The following definitions of the concept of Antisymmetric Relation are equivalent:

### Definition 1

$\RR$ is antisymmetric if and only if:

$\tuple {x, y} \in \RR \land \tuple {y, x} \in \RR \implies x = y$

that is:

$\set {\tuple {x, y}, \tuple {y, x} } \subseteq \RR \implies x = y$

### Definition 2

$\mathcal R$ is antisymmetric if and only if:

$\tuple {x, y} \in \mathcal R \land x \ne y \implies \tuple {y, x} \notin \mathcal R$

## Proof

### Definition 1 implies Definition 2

Let $\RR$ be a relation which fulfils the condition:

$\tuple {x, y} \in \RR \land \tuple {y, x} \in \RR \implies x = y$

Let $\tuple {x, y} \in \RR$ such that $x \ne y$.

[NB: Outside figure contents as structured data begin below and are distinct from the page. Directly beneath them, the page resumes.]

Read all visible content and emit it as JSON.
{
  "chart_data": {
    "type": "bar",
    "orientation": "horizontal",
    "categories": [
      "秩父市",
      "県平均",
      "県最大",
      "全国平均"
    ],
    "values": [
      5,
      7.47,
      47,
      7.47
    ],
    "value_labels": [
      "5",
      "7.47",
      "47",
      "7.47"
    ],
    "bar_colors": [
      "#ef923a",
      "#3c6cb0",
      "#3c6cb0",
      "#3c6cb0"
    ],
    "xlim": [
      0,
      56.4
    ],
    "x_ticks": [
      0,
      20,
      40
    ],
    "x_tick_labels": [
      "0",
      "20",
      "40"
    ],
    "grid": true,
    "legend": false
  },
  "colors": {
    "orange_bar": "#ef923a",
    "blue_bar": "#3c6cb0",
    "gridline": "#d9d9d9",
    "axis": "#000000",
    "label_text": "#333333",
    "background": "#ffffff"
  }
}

Aiming for a contradiction, suppose that $\tuple {y, x} \in \RR$.

Then $\tuple {x, y} \in \RR \land \tuple {y, x} \in \RR$.

By hypothesis, this implies that $x = y$.

From this contradiction it is concluded that $\tuple {y, x} \notin \RR$.

It follows that the condition:

$\tuple {x, y} \in \RR \land x \ne y \implies \tuple {y, x} \notin \RR$

holds for $\RR$.

$\Box$

### Definition 2 implies Definition 1

Let $\RR$ be a relation which fulfils the condition:

$\tuple {x, y} \in \RR \land x \ne y \implies \tuple {y, x} \notin \RR$

Let $\tuple {x, y} \in \RR$ such that $\tuple {y, x} \in \RR$ also.

Aiming for a contradiction, suppose that $x \ne y$.

By hypothesis, this implies that $\tuple {y, x} \notin \RR$.

From this contradiction it is concluded that $\tuple {y, x} \notin \RR$.

It follows that the condition:

$\tuple {x, y} \in \RR \land \tuple {y, x} \in \RR \implies x = y$

holds for $\RR$.

$\blacksquare$